We told Dr. T that we aren’t trying right now, as we are waiting for The Husband’s test results. Which, it’s been over two weeks now and they said two-three weeks, but with the holidays I am hoping it isn’t delayed too much. She did mention that she’s seen Meckel Gruber and mentioned that it is associated with encephalocele. Which is a NTD. Could my second baby have been diagnosed with anencephaly, due to the encephalocele, but it was really Meckel Gruber? The baby was only 13 weeks, so how accurate is the diagnosis that early with things like this? I guess those were questions I should have asked but they didn’t come to me until after. I told her that at this point it doesn’t really matter to me if the cause of the two lost pregnancies is because we are both carriers of the same mutation. I don’t need to know that they are related. Yes, it does suck, but I’ve come to terms with the fact that my luck in this area has been nonexistent and that the world can be a cruel, unfair place. So I’m not on a search for an answer to “Why?” What I am on a search for is some sort of reassurances about future pregnancies. I am on a search for answers as to the risk of this happening again. What are the chances? If we are both carriers of the same mutation than the risk is 25%. If we aren’t, then what is the risk? I don’t know. But my guess is it is less than 25%. She understood my position, but was quick to point out that even if The Husband’s tests come back fine and he doesn’t carry anything that I carry, that only considers the specific genes and disorders tested on this one panel. It isn’t testing for everything and there would still be risks in future pregnancies.
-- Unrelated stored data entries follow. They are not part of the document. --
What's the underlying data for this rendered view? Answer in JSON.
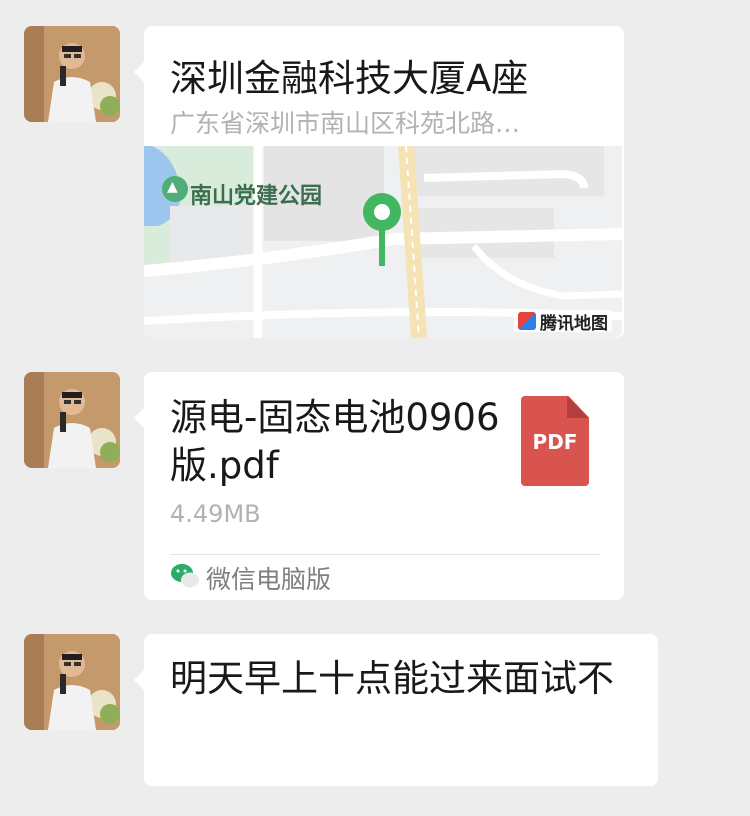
{
  "messages": [
    {
      "type": "location",
      "title": "深圳金融科技大厦A座",
      "address": "广东省深圳市南山区科苑北路…",
      "map": {
        "poi_label": "南山党建公园",
        "provider_label": "腾讯地图",
        "pin_color": "#43b661"
      }
    },
    {
      "type": "file",
      "file_name": "源电-固态电池0906版.pdf",
      "file_size": "4.49MB",
      "file_type_label": "PDF",
      "source_label": "微信电脑版",
      "icon_color": "#d9534f"
    },
    {
      "type": "text",
      "text": "明天早上十点能过来面试不"
    }
  ],
  "colors": {
    "background": "#ededed",
    "bubble": "#ffffff",
    "wechat_green": "#2aae67"
  }
}
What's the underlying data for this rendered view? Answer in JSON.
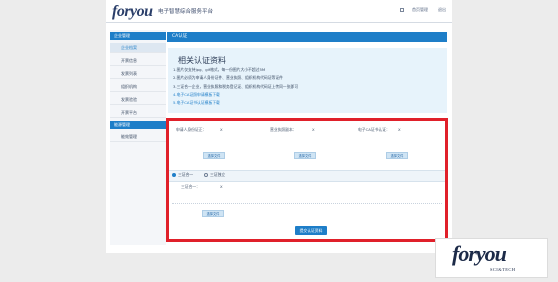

She mentioned that even if he is a carrier we have options. Donor sperm, donor eggs, donor embryo, IVF with PGD, adoption. So she said that if we are both carriers we don’t have to let that deter us from having a baby. On the drive home The Husband and I spoke briefly about this. He said that he didn’t think a 25% risk of having a sick baby was that great of a risk, that 75% odds are good in his book and he doesn’t know why, even if we are carriers for the same disorder(s), we wouldn’t just keep trying naturally. Obviously I have a different feeling about this. A 25% risk seems huge to me. I was actually surprised that he felt this way. He is also of the mindset, at the moment, that he wants a child if it is biologically his. He doesn’t seem to keen on donor sperm, donor embryo or adoption. He isn’t necessarily keen on donor eggs either but if I was carrying the baby, at least I would go through the pregnancy and birth. Now this is the first discussion we’ve ever had about any of this, and it is all still very new to us. I think it was just a lot for him to process – the fact that it may not happen just as easily as going into the bedroom and doing our thang.
I feel like I’ve gone off track with this post and it was kind of aimless. I think that’s because of the jumble of thoughts in my mind. Obviously the first step is getting the results back. No decisions will be made until then. And of course I hope that we never even need to seriously consider these options. But I know that if it were that easy and everybody got their wish than these options would never even exist.
I hope everyone has a very Merry Christmas, peace on Earth, good food and company, etc. etc. Thank you to everyone for all the kindness and support you’ve shown me over the past few months.